Russia to supply electric to rebel areas
Journal Staff Report

MOSCOW, April 25 - Russia will begin supplying electricity to separatist-controlled areas after the Ukrainian government cut off power because of a heavy backlog of unpaid bills, the Associated Press reported.

The development is likely to further cement Russia’s control over parts of eastern Ukraine amid its consistent attempts to integrate the territories into its economy.

Kremlin spokesman Dmitry Peskov described the decision as a humanitarian mission helping to keep an estimated 3 million people out of darkness in rebel-held areas in the Luhansk region along Russia's border. The rebels are backed by Russia.
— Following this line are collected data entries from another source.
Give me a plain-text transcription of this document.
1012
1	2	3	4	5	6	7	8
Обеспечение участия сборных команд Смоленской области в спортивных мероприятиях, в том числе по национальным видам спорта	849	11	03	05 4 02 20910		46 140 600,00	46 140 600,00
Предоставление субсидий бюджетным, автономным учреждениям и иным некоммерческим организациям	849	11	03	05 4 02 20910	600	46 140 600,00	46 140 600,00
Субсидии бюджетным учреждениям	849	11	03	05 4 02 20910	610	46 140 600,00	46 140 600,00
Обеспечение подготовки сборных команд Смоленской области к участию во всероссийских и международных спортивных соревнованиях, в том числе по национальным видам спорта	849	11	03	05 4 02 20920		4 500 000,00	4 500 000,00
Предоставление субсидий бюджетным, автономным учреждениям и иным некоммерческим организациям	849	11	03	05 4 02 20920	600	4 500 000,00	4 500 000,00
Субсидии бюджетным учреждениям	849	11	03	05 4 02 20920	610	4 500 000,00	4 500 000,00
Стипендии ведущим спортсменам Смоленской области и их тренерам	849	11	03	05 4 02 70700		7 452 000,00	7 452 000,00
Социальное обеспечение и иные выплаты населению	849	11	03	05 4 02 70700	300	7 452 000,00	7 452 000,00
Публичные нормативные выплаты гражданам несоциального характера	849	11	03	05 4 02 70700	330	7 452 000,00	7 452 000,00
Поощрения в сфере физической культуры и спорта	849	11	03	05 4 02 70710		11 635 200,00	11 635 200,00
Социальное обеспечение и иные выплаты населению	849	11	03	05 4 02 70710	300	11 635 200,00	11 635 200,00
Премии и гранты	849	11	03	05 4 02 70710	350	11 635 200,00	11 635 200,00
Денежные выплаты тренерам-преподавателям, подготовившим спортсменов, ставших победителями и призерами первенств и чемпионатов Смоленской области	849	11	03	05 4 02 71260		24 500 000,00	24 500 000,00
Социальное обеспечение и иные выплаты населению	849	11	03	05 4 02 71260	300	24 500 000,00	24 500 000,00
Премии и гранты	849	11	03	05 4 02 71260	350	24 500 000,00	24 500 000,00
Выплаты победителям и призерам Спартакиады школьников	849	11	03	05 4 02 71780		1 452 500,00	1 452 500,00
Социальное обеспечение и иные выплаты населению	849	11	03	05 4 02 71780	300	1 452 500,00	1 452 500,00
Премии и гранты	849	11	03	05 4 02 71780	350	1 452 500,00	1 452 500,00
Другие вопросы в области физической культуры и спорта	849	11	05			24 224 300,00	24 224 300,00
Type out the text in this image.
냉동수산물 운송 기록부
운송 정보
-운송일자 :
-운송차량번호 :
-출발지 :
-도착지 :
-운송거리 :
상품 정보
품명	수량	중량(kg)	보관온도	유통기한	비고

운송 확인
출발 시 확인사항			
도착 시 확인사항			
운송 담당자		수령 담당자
Ukraine on Monday announced it would stop supplying power because of mounting debts, and power was cut off shortly before midnight.

"Cutting the power supply to the Luhansk region is yet another step by Ukraine to push those territories away," Peskov told reporters in Moscow, saying the move "contradicts the spirit" of the peace accords that Kiev and the rebels signed in Minsk, Belarus, under Russia and European mediation in 2015.

Despite the three years of fighting in eastern Ukraine that has killed more than 9,900 people, trade and supplies of water and electricity for the most part have continued across the front line. Many factories and coal mines in this industrial heartland are interdependent, and a rupture in supply lines could cause a complete industrial breakdown.

The decision on electricity "falls into the trend of Ukraine shutting off Luhansk and Donetsk, and Donetsk shutting off Ukraine and moving closer to Russia," said Alexei Makarkin at the Moscow-based Center for Political Technologies. "The Minsk agreements are not working, and each side waits for the other to get too weak to stand up for its interests."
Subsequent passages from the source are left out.